Who we are: BWCFI
The Beckwith-Wiedemann Children's Foundation Int'l (BWCFI) was created as a resource to help families globally. We are a non-profit 501(c)(3) foundation dedicated to helping families find local BWS resources, physicians and hospitals as well as providing current BWS information. In addition, we also offer our BWS DVD (free including worldwide postage) which features medical experts and other professionals familiar with BWS.
As one of the founding directors of the Beckwith-Wiedemann Children's Foundation International in 2014, I was motivated to give assistance and help to other BWS families as I had been helped by the original BWCF when my twin granddaughters were born in 2002. One of the twins was diagnosed with BWS at birth which catapulted me into the BWS world.
Now, those twins are 17 years old and making plans for college soon. My plan is to continue to be involved until my granddaughters graduate from high school in 2020. Then I will turn over the managing of the BWCFI to others with the same passion and commitment to the Beckwith- Wiedemann families and professionals that drives me each and every day to make a difference - one child, one family at a time.
My name is Kristen Burr and I am the only Director of the BWCFI that doesn't have a direct association with a BWS child. However, I do consider that I have 800+ children to call mine.
My journey with BWS started in 2003 with Dr. Jeffrey Marsh who ultimately performed more than 600 tongue reductions in his career. Upon his retirement in 2014 I transferred to Dr. Chad Perlyn to continue the legacy.
What many don't realize is that I have a child with a syndrome which makes me no stranger to the emotional rollercoaster BWS families go through. I have the same struggles with physicians, the same worries and frustrations and the same resume of specialists. My Olivia drives me to serve people at a higher level and to look at life through a different lens.
My own experiences have also taught me to support families and meet them right where they are in their journey and try to make it easier. While I come to the table with a lot of personal knowledge that comes from raising a "special" child and working with medical professionals, I am also striving to make a difference with changing knowledge and education in the Beckwith-Wiedemann community. My passion is to continue helping others while also making a lasting impact on the BWS world.
My son Paxton was born in 2013 at 30 weeks, he is an identical twin and only he has BWS. He was diagnosed at 3 months old by a geneticist and is currently managed by a Hematologist/Oncologist for his screenings. He has hemihypertrophy, enlarged tongue, umbilical hernia and ear pits. Paxton had a tongue reduction at age 5 in Dallas, Texas and is currently managed annually by orthopedics for his leg length difference.
My son is my motivation for getting involved in the BWS community and I joined as a Director of the BWCFI in February 2019. I look forward to giving back and helping families just as I was helped when my son was newly diagnosed. It truly does get better and easier as they get older.

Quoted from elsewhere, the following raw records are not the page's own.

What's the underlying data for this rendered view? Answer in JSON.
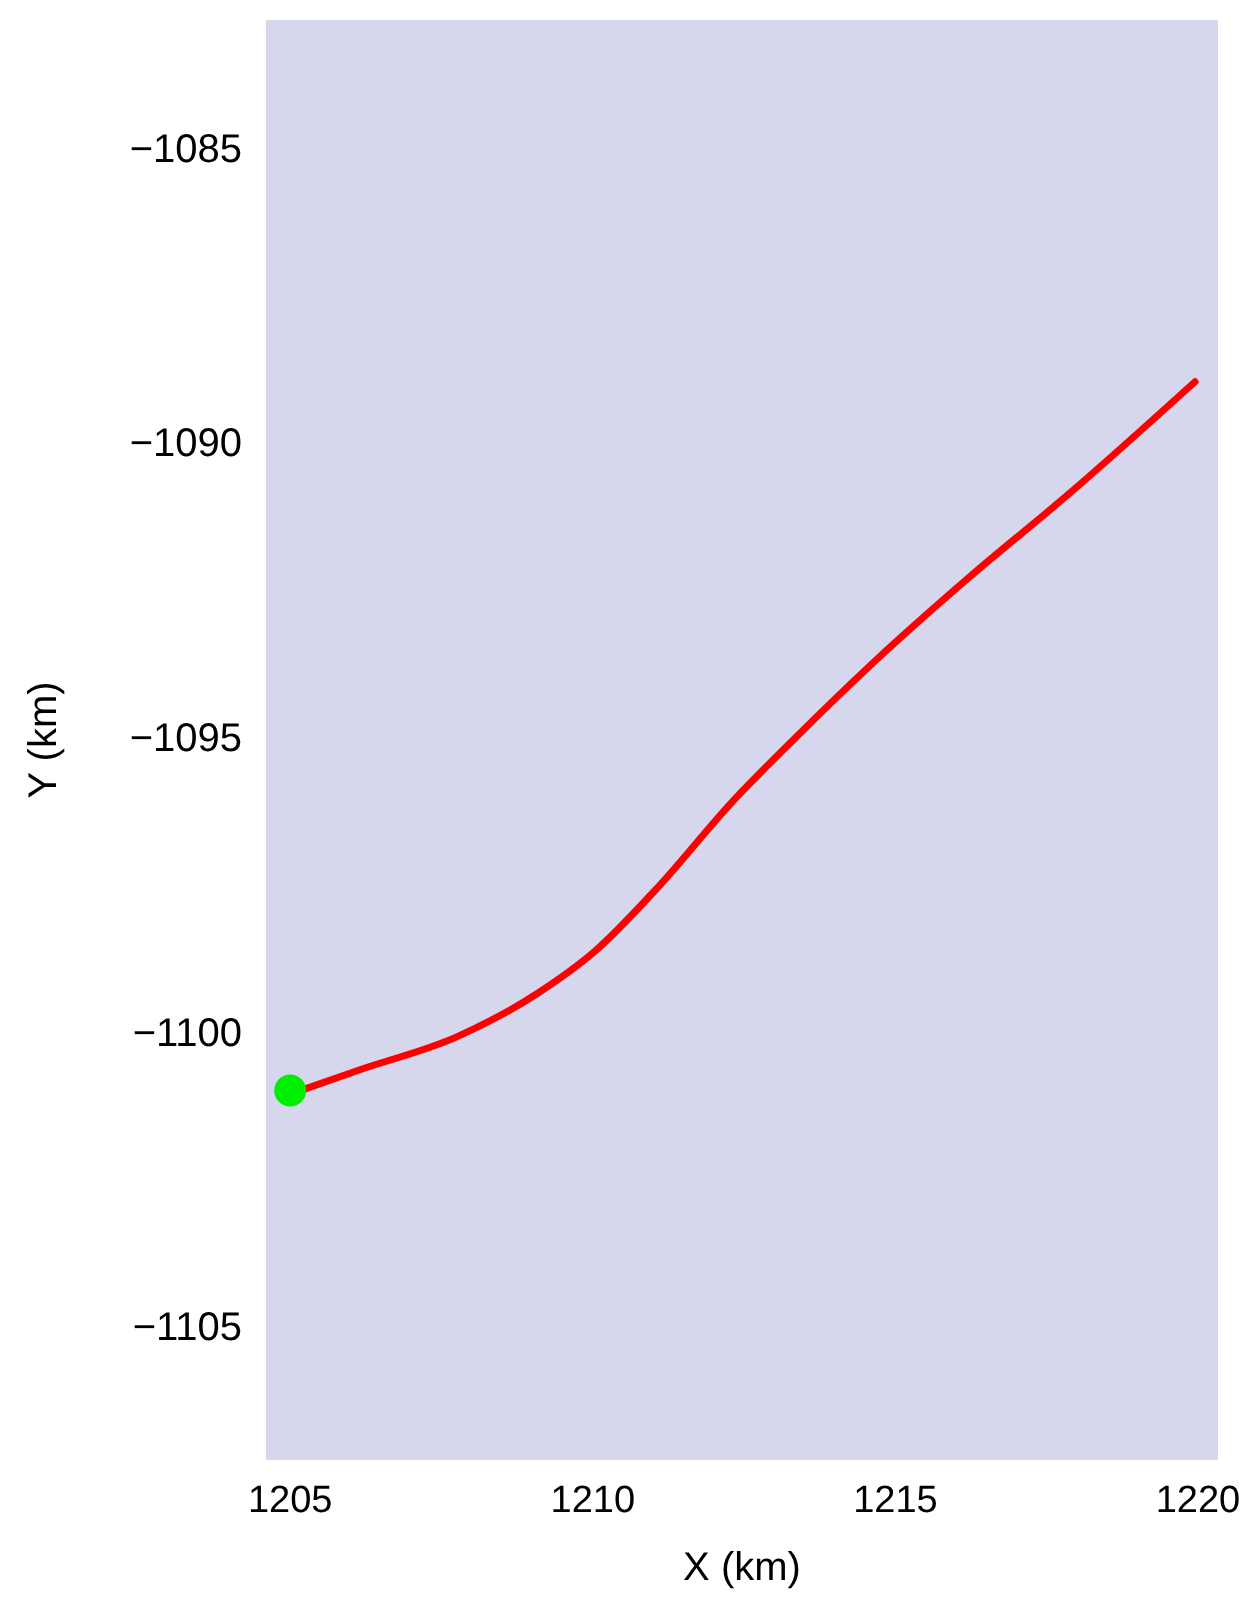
{
  "chart_data": {
    "type": "line",
    "xlabel": "X (km)",
    "ylabel": "Y (km)",
    "xlim": [
      1204.6,
      1220.33
    ],
    "ylim": [
      -1107.27,
      -1082.83
    ],
    "xticks": [
      1205,
      1210,
      1215,
      1220
    ],
    "yticks": [
      {
        "value": -1105,
        "label": "−1105"
      },
      {
        "value": -1100,
        "label": "−1100"
      },
      {
        "value": -1095,
        "label": "−1095"
      },
      {
        "value": -1090,
        "label": "−1090"
      },
      {
        "value": -1085,
        "label": "−1085"
      }
    ],
    "grid": false,
    "series": [
      {
        "color": "#ff0000",
        "marker": "none",
        "x": [
          1205,
          1206.14,
          1207.77,
          1209.07,
          1210.05,
          1211.03,
          1212.33,
          1213.31,
          1214.61,
          1216.24,
          1217.87,
          1219.95
        ],
        "values": [
          -1101.06,
          -1100.65,
          -1100.08,
          -1099.36,
          -1098.62,
          -1097.6,
          -1096.07,
          -1095.05,
          -1093.76,
          -1092.27,
          -1090.87,
          -1088.97
        ]
      },
      {
        "type": "scatter",
        "color": "#00ee00",
        "marker": "circle",
        "x": [
          1205
        ],
        "values": [
          -1101.0
        ]
      }
    ]
  }
}
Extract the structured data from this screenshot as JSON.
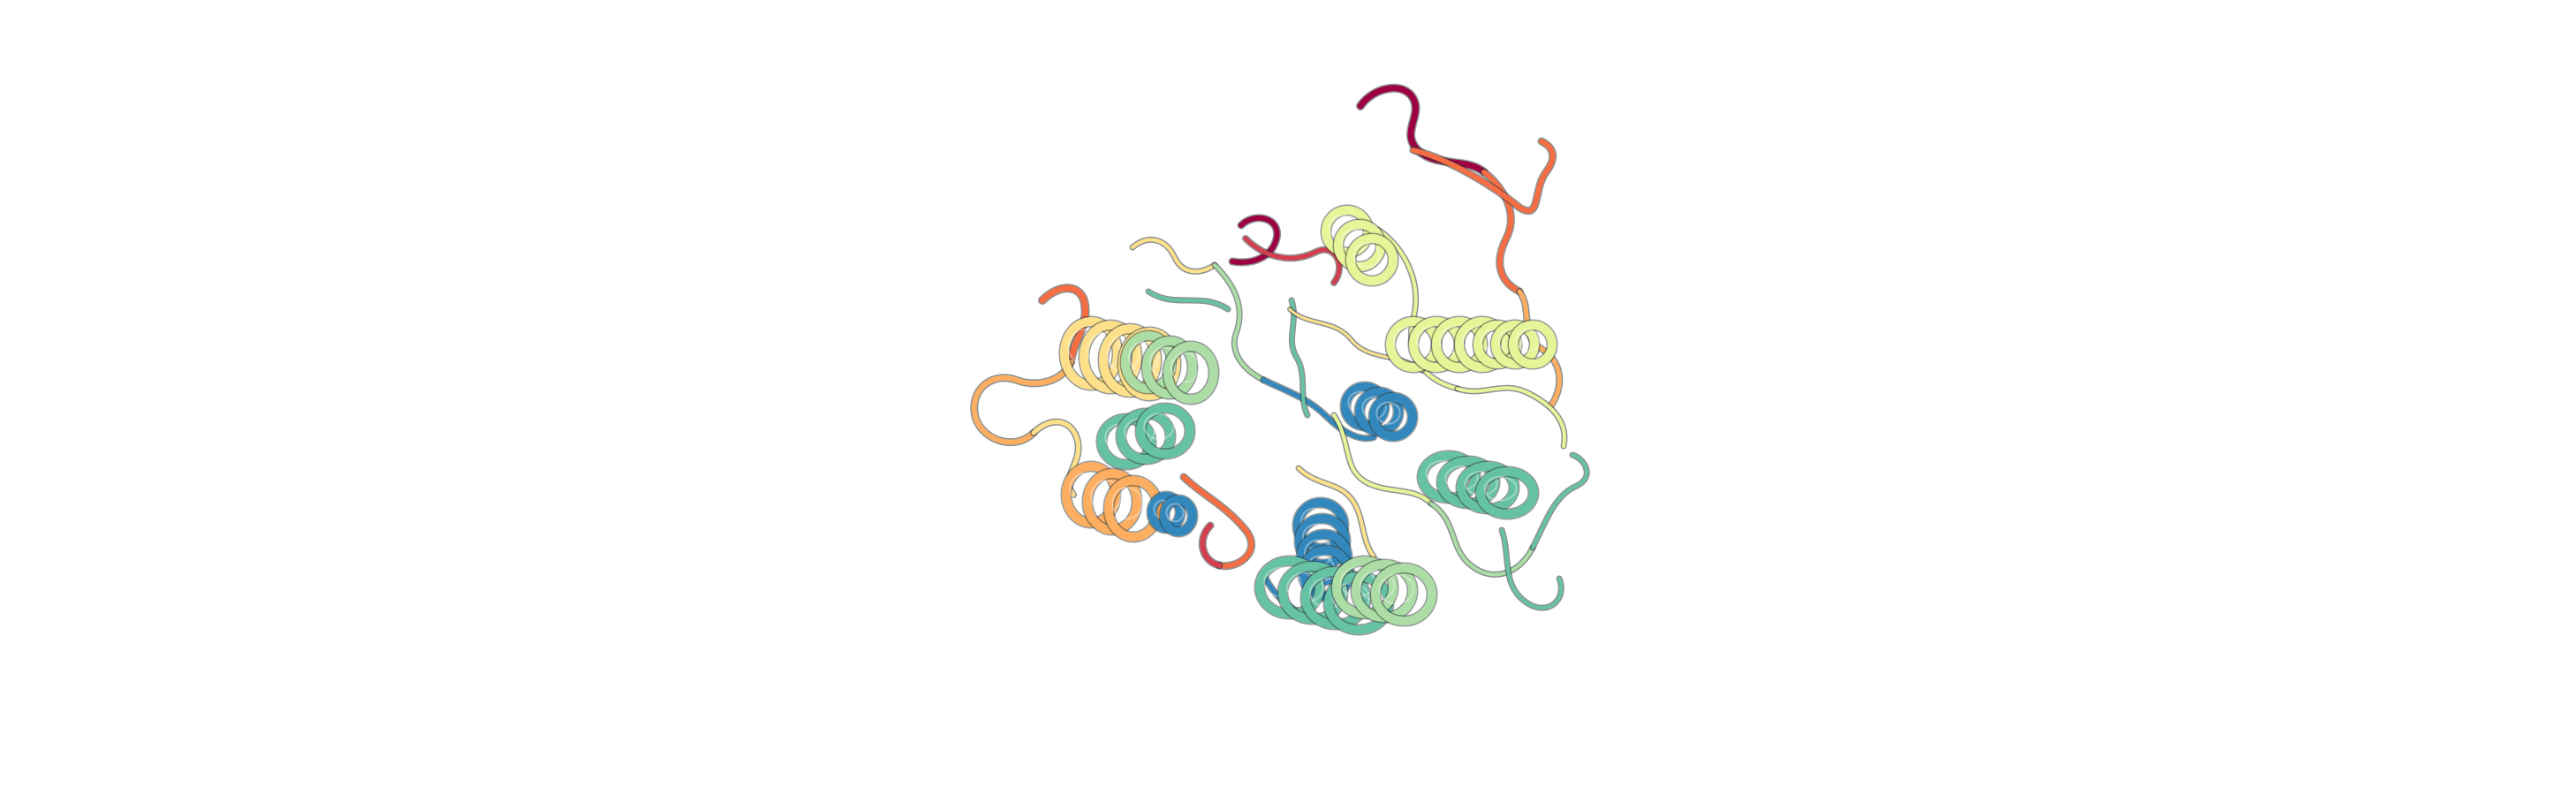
{
  "viewer": {
    "background_color": "#ffffff",
    "representation": "cartoon",
    "color_scheme": "spectral"
  },
  "structure": {
    "palette": [
      "#9e0142",
      "#d53e4f",
      "#f46d43",
      "#fdae61",
      "#fee08b",
      "#e6f598",
      "#abdda4",
      "#66c2a5",
      "#3288bd",
      "#5e4fa2"
    ],
    "ribbon_shading": "#2f3a3a"
  }
}
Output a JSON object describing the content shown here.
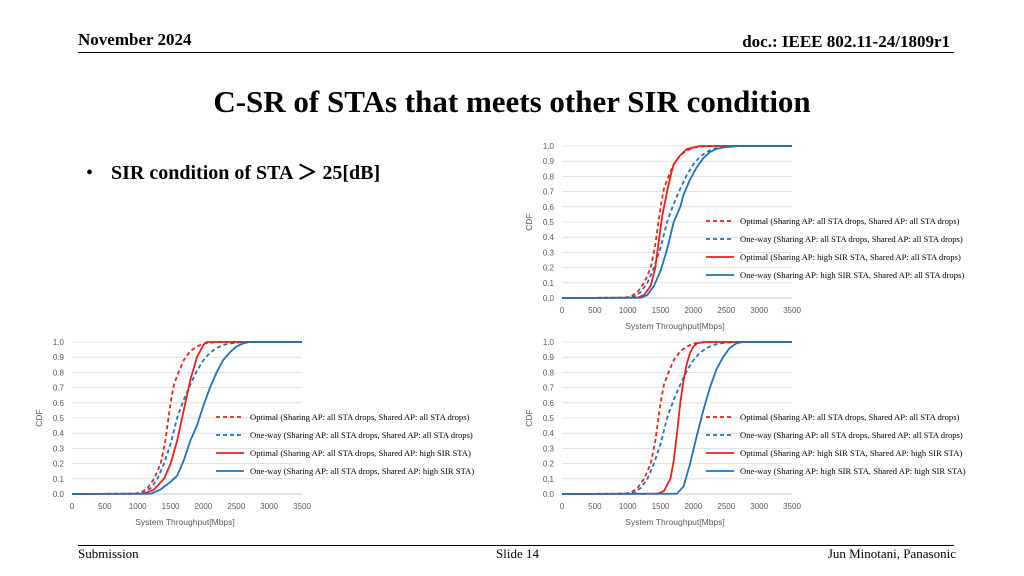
{
  "header": {
    "date": "November 2024",
    "doc": "doc.: IEEE 802.11-24/1809r1"
  },
  "slide_title": "C-SR of STAs that meets other SIR condition",
  "bullet": {
    "glyph": "•",
    "text": "SIR condition of STA ＞ 25[dB]"
  },
  "footer": {
    "left": "Submission",
    "center": "Slide 14",
    "right": "Jun Minotani, Panasonic"
  },
  "colors": {
    "optimal": "#e8201e",
    "oneway": "#1f72b8"
  },
  "chart_data": [
    {
      "type": "line",
      "xlabel": "System Throughput[Mbps]",
      "ylabel": "CDF",
      "xlim": [
        0,
        3500
      ],
      "ylim": [
        0,
        1
      ],
      "xticks": [
        "0",
        "500",
        "1000",
        "1500",
        "2000",
        "2500",
        "3000",
        "3500"
      ],
      "yticks": [
        "0.0",
        "0.1",
        "0.2",
        "0.3",
        "0.4",
        "0.5",
        "0.6",
        "0.7",
        "0.8",
        "0.9",
        "1.0"
      ],
      "grid": "horizontal",
      "legend": "right",
      "series": [
        {
          "name": "Optimal (Sharing AP: all STA drops, Shared AP: all STA drops)",
          "color": "#e8201e",
          "dash": true,
          "x": [
            0,
            950,
            1050,
            1150,
            1250,
            1350,
            1420,
            1500,
            1550,
            1620,
            1700,
            1800,
            1900,
            2000,
            2100,
            2200,
            3500
          ],
          "y": [
            0,
            0.002,
            0.01,
            0.04,
            0.1,
            0.2,
            0.35,
            0.6,
            0.72,
            0.8,
            0.88,
            0.94,
            0.97,
            0.99,
            0.995,
            1.0,
            1.0
          ]
        },
        {
          "name": "One-way (Sharing AP: all STA drops, Shared AP: all STA drops)",
          "color": "#1f72b8",
          "dash": true,
          "x": [
            0,
            1000,
            1100,
            1200,
            1300,
            1400,
            1500,
            1600,
            1700,
            1800,
            1900,
            2000,
            2100,
            2200,
            2300,
            2400,
            2600,
            3500
          ],
          "y": [
            0,
            0.002,
            0.01,
            0.04,
            0.1,
            0.2,
            0.33,
            0.5,
            0.62,
            0.72,
            0.81,
            0.88,
            0.93,
            0.96,
            0.98,
            0.99,
            1.0,
            1.0
          ]
        },
        {
          "name": "Optimal (Sharing AP: high SIR STA, Shared AP: all STA drops)",
          "color": "#e8201e",
          "dash": false,
          "x": [
            0,
            1150,
            1250,
            1350,
            1420,
            1480,
            1530,
            1600,
            1650,
            1700,
            1800,
            1900,
            2000,
            2100,
            3500
          ],
          "y": [
            0,
            0.002,
            0.02,
            0.08,
            0.2,
            0.4,
            0.55,
            0.7,
            0.8,
            0.88,
            0.94,
            0.98,
            0.99,
            1.0,
            1.0
          ]
        },
        {
          "name": "One-way (Sharing AP: high SIR STA, Shared AP: all STA drops)",
          "color": "#1f72b8",
          "dash": false,
          "x": [
            0,
            1200,
            1300,
            1400,
            1500,
            1600,
            1700,
            1800,
            1850,
            1950,
            2050,
            2150,
            2250,
            2350,
            2450,
            2550,
            2700,
            3500
          ],
          "y": [
            0,
            0.002,
            0.02,
            0.08,
            0.18,
            0.32,
            0.5,
            0.6,
            0.68,
            0.78,
            0.86,
            0.92,
            0.96,
            0.98,
            0.99,
            0.995,
            1.0,
            1.0
          ]
        }
      ]
    },
    {
      "type": "line",
      "xlabel": "System Throughput[Mbps]",
      "ylabel": "CDF",
      "xlim": [
        0,
        3500
      ],
      "ylim": [
        0,
        1
      ],
      "xticks": [
        "0",
        "500",
        "1000",
        "1500",
        "2000",
        "2500",
        "3000",
        "3500"
      ],
      "yticks": [
        "0.0",
        "0.1",
        "0.2",
        "0.3",
        "0.4",
        "0.5",
        "0.6",
        "0.7",
        "0.8",
        "0.9",
        "1.0"
      ],
      "grid": "horizontal",
      "legend": "right",
      "series": [
        {
          "name": "Optimal (Sharing AP: all STA drops, Shared AP: all STA drops)",
          "color": "#e8201e",
          "dash": true,
          "x": [
            0,
            950,
            1050,
            1150,
            1250,
            1350,
            1420,
            1500,
            1550,
            1620,
            1700,
            1800,
            1900,
            2000,
            2100,
            2200,
            3500
          ],
          "y": [
            0,
            0.002,
            0.01,
            0.04,
            0.1,
            0.2,
            0.35,
            0.6,
            0.72,
            0.8,
            0.88,
            0.94,
            0.97,
            0.99,
            0.995,
            1.0,
            1.0
          ]
        },
        {
          "name": "One-way (Sharing AP: all STA drops, Shared AP: all STA drops)",
          "color": "#1f72b8",
          "dash": true,
          "x": [
            0,
            1000,
            1100,
            1200,
            1300,
            1400,
            1500,
            1600,
            1700,
            1800,
            1900,
            2000,
            2100,
            2200,
            2300,
            2400,
            2600,
            3500
          ],
          "y": [
            0,
            0.002,
            0.01,
            0.04,
            0.1,
            0.2,
            0.33,
            0.5,
            0.62,
            0.72,
            0.81,
            0.88,
            0.93,
            0.96,
            0.98,
            0.99,
            1.0,
            1.0
          ]
        },
        {
          "name": "Optimal (Sharing AP: all STA drops, Shared AP: high SIR STA)",
          "color": "#e8201e",
          "dash": false,
          "x": [
            0,
            1100,
            1250,
            1400,
            1500,
            1600,
            1700,
            1800,
            1900,
            2000,
            2050,
            3500
          ],
          "y": [
            0,
            0.002,
            0.03,
            0.1,
            0.2,
            0.35,
            0.55,
            0.75,
            0.9,
            0.98,
            1.0,
            1.0
          ]
        },
        {
          "name": "One-way (Sharing AP: all STA drops, Shared AP: high SIR STA)",
          "color": "#1f72b8",
          "dash": false,
          "x": [
            0,
            1200,
            1350,
            1500,
            1600,
            1700,
            1800,
            1900,
            2000,
            2100,
            2200,
            2300,
            2400,
            2500,
            2600,
            2700,
            3500
          ],
          "y": [
            0,
            0.002,
            0.03,
            0.08,
            0.12,
            0.22,
            0.35,
            0.45,
            0.58,
            0.7,
            0.8,
            0.88,
            0.93,
            0.97,
            0.99,
            1.0,
            1.0
          ]
        }
      ]
    },
    {
      "type": "line",
      "xlabel": "System Throughput[Mbps]",
      "ylabel": "CDF",
      "xlim": [
        0,
        3500
      ],
      "ylim": [
        0,
        1
      ],
      "xticks": [
        "0",
        "500",
        "1000",
        "1500",
        "2000",
        "2500",
        "3000",
        "3500"
      ],
      "yticks": [
        "0.0",
        "0.1",
        "0.2",
        "0.3",
        "0.4",
        "0.5",
        "0.6",
        "0.7",
        "0.8",
        "0.9",
        "1.0"
      ],
      "grid": "horizontal",
      "legend": "right",
      "series": [
        {
          "name": "Optimal (Sharing AP: all STA drops, Shared AP: all STA drops)",
          "color": "#e8201e",
          "dash": true,
          "x": [
            0,
            950,
            1050,
            1150,
            1250,
            1350,
            1420,
            1500,
            1550,
            1620,
            1700,
            1800,
            1900,
            2000,
            2100,
            2200,
            3500
          ],
          "y": [
            0,
            0.002,
            0.01,
            0.04,
            0.1,
            0.2,
            0.35,
            0.6,
            0.72,
            0.8,
            0.88,
            0.94,
            0.97,
            0.99,
            0.995,
            1.0,
            1.0
          ]
        },
        {
          "name": "One-way (Sharing AP: all STA drops, Shared AP: all STA drops)",
          "color": "#1f72b8",
          "dash": true,
          "x": [
            0,
            1000,
            1100,
            1200,
            1300,
            1400,
            1500,
            1600,
            1700,
            1800,
            1900,
            2000,
            2100,
            2200,
            2300,
            2400,
            2600,
            3500
          ],
          "y": [
            0,
            0.002,
            0.01,
            0.04,
            0.1,
            0.2,
            0.33,
            0.5,
            0.62,
            0.72,
            0.81,
            0.88,
            0.93,
            0.96,
            0.98,
            0.99,
            1.0,
            1.0
          ]
        },
        {
          "name": "Optimal (Sharing AP: high SIR STA, Shared AP: high SIR STA)",
          "color": "#e8201e",
          "dash": false,
          "x": [
            0,
            1450,
            1550,
            1650,
            1700,
            1750,
            1800,
            1850,
            1900,
            1950,
            2000,
            2050,
            2100,
            2150,
            3500
          ],
          "y": [
            0,
            0.002,
            0.02,
            0.1,
            0.22,
            0.4,
            0.6,
            0.75,
            0.86,
            0.93,
            0.97,
            0.99,
            0.995,
            1.0,
            1.0
          ]
        },
        {
          "name": "One-way (Sharing AP: high SIR STA, Shared AP: high SIR STA)",
          "color": "#1f72b8",
          "dash": false,
          "x": [
            0,
            1750,
            1850,
            1950,
            2050,
            2150,
            2250,
            2350,
            2450,
            2550,
            2650,
            2750,
            3500
          ],
          "y": [
            0,
            0.002,
            0.05,
            0.2,
            0.38,
            0.55,
            0.7,
            0.82,
            0.9,
            0.96,
            0.99,
            1.0,
            1.0
          ]
        }
      ]
    }
  ]
}
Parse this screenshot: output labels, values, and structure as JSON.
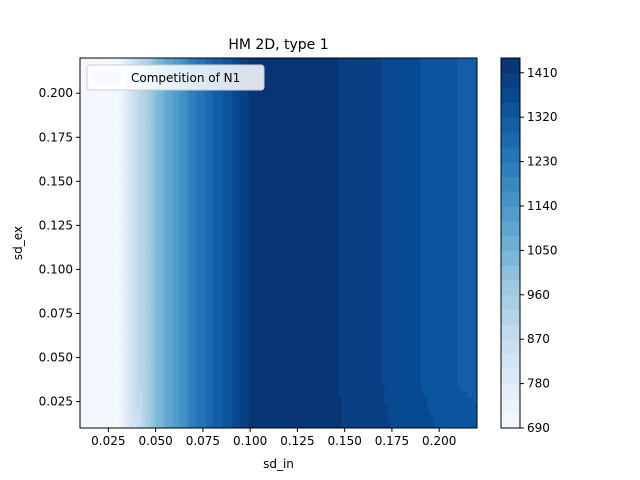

My name is Bernie Haberman and my family is originally from Houston, Texas, but we now live in Senoia, Georgia.
Our family has had quite the journey when it comes to medical diagnoses for our kiddos. Our oldest child was diagnosed with Juvenile Idiopathic Arthritis when she was a toddler (now in remission). Our third child was born in 2008 and was diagnosed with Hypoplastic Left Heart Syndrome shortly after birth. Unfortunately, we lost our Luke at 5 1/2 weeks old. Shortly after the loss of Luke, I became pregnant with our son James.
At about 18 weeks pregnant, an ultrasound revealed a moderate-sized omphalocele. Even with the omphalocele, BWS was never mentioned as a possibility, only the possibility of James having Trisomy 13 or 18. James was delivered early due to my high blood pressure and low amniotic fluid. Once he was born, I noticed the creases in his ears. After a few days, we noticed that his tongue was "different". It was large, but we couldn't be sure of the size due to a severe tongue tie. Once we voiced our concerns to the geneticist, she agreed that he should be tested for BWS. Once the methylation study came back as positive for BWS, my husband and I began to research more about the syndrome.
Aside from a tongue reduction, James has had a few minor surgeries and wears hearing aids for mild low frequency hearing loss. James is 11 years old now and we are entering the adolescent phase of life. Being a part of the BWS Community helps me to understand what may be coming in his future and also enables me to help others as they are on their own journey. Being a part of the BWCFI allows me to offer any advice, experience, or resources to help families when they are facing new challenges and journeys.